Spreading the dust from basalt rock (a by-product from the mining industry) over fields can drain billions of tons of carbon dioxide from the atmosphere every year, says a study published in Nature. Soils mixed with basalt absorb carbon from the air more effectively. Even though soils naturally absorb carbon dioxide, the process is accelerated by basalt being rich in calcium and magnesium. In addition the crops gets more nutritious and the soils pH-value improves.
By mixing soil and rock dust the alkalinity increases. This, in itself, is a huge advantage since our soils and waters are often exposed to acidification. Carbon dioxide is dissolved from the air into ions, such as hydrogen carbonate ions, which reverse acidification in the soils - but ultimately even in the water systems.
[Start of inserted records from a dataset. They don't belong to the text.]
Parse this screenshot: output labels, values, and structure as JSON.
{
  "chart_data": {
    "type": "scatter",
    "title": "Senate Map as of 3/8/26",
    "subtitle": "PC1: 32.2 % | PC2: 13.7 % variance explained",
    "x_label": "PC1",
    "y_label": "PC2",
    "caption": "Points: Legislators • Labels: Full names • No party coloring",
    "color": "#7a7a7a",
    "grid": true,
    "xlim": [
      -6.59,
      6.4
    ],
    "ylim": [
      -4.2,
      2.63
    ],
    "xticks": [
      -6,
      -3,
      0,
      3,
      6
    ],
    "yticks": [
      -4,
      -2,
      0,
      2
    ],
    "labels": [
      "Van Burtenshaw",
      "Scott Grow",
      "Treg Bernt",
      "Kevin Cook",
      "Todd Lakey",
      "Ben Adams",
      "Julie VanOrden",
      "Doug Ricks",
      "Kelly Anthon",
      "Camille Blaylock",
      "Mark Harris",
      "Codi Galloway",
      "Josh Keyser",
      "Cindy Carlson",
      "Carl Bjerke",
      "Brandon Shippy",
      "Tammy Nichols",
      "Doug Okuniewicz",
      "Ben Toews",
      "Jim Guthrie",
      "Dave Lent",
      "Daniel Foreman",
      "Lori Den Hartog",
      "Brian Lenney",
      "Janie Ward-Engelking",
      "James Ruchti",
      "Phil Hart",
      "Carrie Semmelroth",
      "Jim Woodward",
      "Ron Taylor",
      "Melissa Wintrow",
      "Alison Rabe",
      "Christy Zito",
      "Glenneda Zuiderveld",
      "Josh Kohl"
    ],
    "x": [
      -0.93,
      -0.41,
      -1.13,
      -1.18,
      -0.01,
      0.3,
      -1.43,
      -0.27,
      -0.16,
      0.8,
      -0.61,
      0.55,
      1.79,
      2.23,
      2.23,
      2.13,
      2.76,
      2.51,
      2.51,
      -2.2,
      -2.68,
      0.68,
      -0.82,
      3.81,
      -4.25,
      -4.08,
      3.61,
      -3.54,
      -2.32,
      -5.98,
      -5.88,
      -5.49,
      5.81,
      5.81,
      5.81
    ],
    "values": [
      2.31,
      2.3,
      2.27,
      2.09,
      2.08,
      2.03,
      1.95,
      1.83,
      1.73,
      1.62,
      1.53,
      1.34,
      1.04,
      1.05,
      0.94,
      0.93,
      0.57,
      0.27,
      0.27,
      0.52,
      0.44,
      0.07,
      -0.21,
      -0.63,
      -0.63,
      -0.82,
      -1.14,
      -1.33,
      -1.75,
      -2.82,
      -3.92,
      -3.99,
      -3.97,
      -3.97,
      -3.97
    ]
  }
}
The carbon-sequestering ions flows with rainwater and is transferred to the oceans by drainage systems or natural runoff.
-The logistical infrastructure to apply basaltic rock dust to managed croplands already exists, owing to the common need to apply crushed limestone to reverse soil acidification resulting from intensive cropping,” writes the author in the study “Thus, rapid deployment at a large scale appears to be feasible…and has important ancillary benefits including mitigation of ocean acidification.”
Thanks to basalt rock dust, we are now able to improve the situation regarding not only one, but two, major environmental problems - climate issues and acidification of soils and water - whilst also improving the cultivation of food. This is like Good News Network wrote, a win-win-win.